Never underestimate the power of visual data exploration. When plotting the data I discovered the frequency at which my air conditioning system runs. This is very evident from both the barometer pressure and the humidity.
Prepare Slack for Alerts
In the past I would probably have dived into a huge project of building an app for my phone that could generate alarms when something event occurred. Within recent years I’ve take on a more path of least resistance approach. In that spirit I’ll use Slack as comes with a range of benefits:
- It has both web interface and phone app for both Android and iPhone.
- It can generate push notifications on the phone.
- Multiple users can get the same alarms.
- Grafana has alarm generation on Slack already integrated.
I setup a channel called #airpatrol on my Slack workspace in order to group incoming alarms. Then I need to create a Service which can receive the alarms from Grafana and post them to the channel. To create a service follow this path of breadcrumbs:
Click on user name ->
Manage Apps ->
Your Apps ->
Create New App
Then follow the guide to setup the service. When the service is created you’ll need a webhook for Grafana to post alarms. From the services
Basic Information page under
Features in the sidebar click
Incoming Webhooks and then click on the button
Add New Webhook to Workspace. When the webhook is created then copy it.
Add Alerts to Grafana
In Grafana click on the Bell icon in the sidebar and select
Notification channels and then click the
+ New Channel. Set the channel type to
Slack and paste the webhook from Slack into the URL field and type in the Slack channel to receive the alarms.
Grafana is now able to post alarms to Slask. Using the
Send Test will verify this and if Slack is installed on your phone also verify that Push Notifications are working as intended.
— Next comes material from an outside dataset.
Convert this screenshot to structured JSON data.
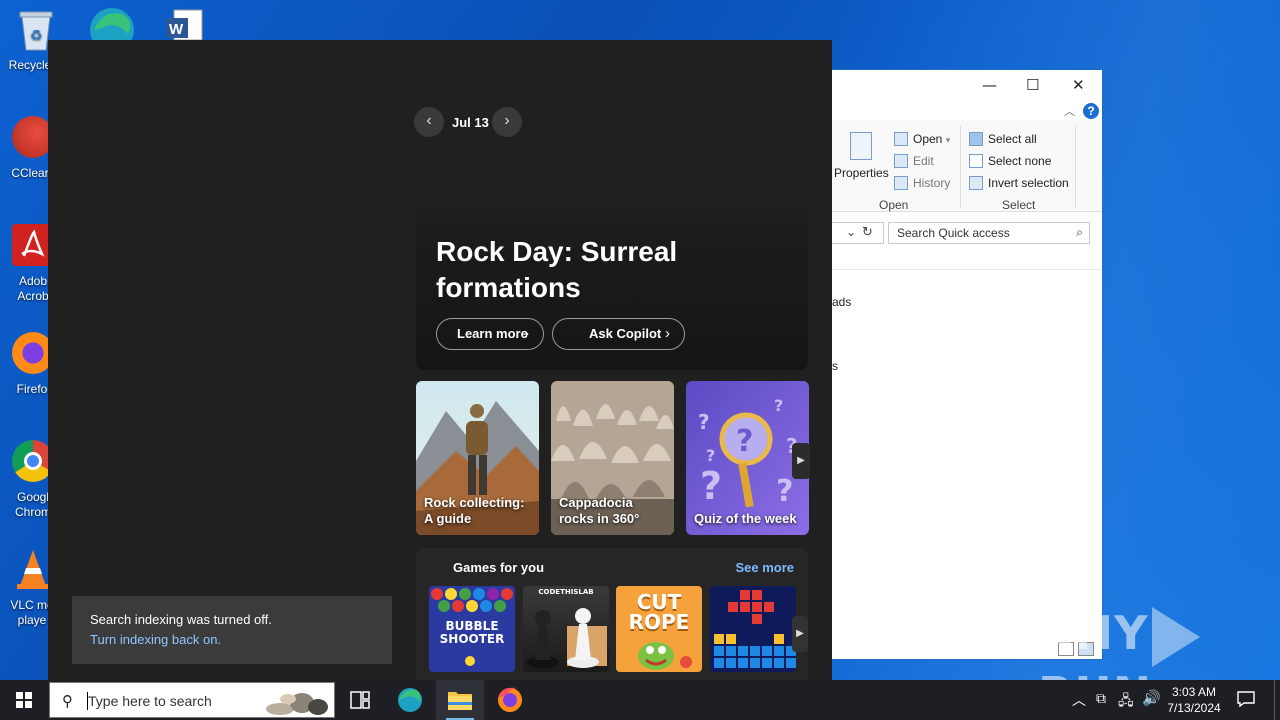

The specific alarms are setup under the individual graphs on a Dashboard. Go into the Edit mode of a graph and click on
Alert. Add an Alarm Configuration and enter the parameters. In the example below I want to be notified if the temperature in my house goes outside of the range between 15 degrees C and 35 degrees C average over 30 minutes and evaluated every 15 minutes.
I then setup the notification for that alert to point to the Slack channel I just setup.
With this in place the whole chain of data collection, data presentation, and alerting is completed and ready for data from the AirPatrol sensors.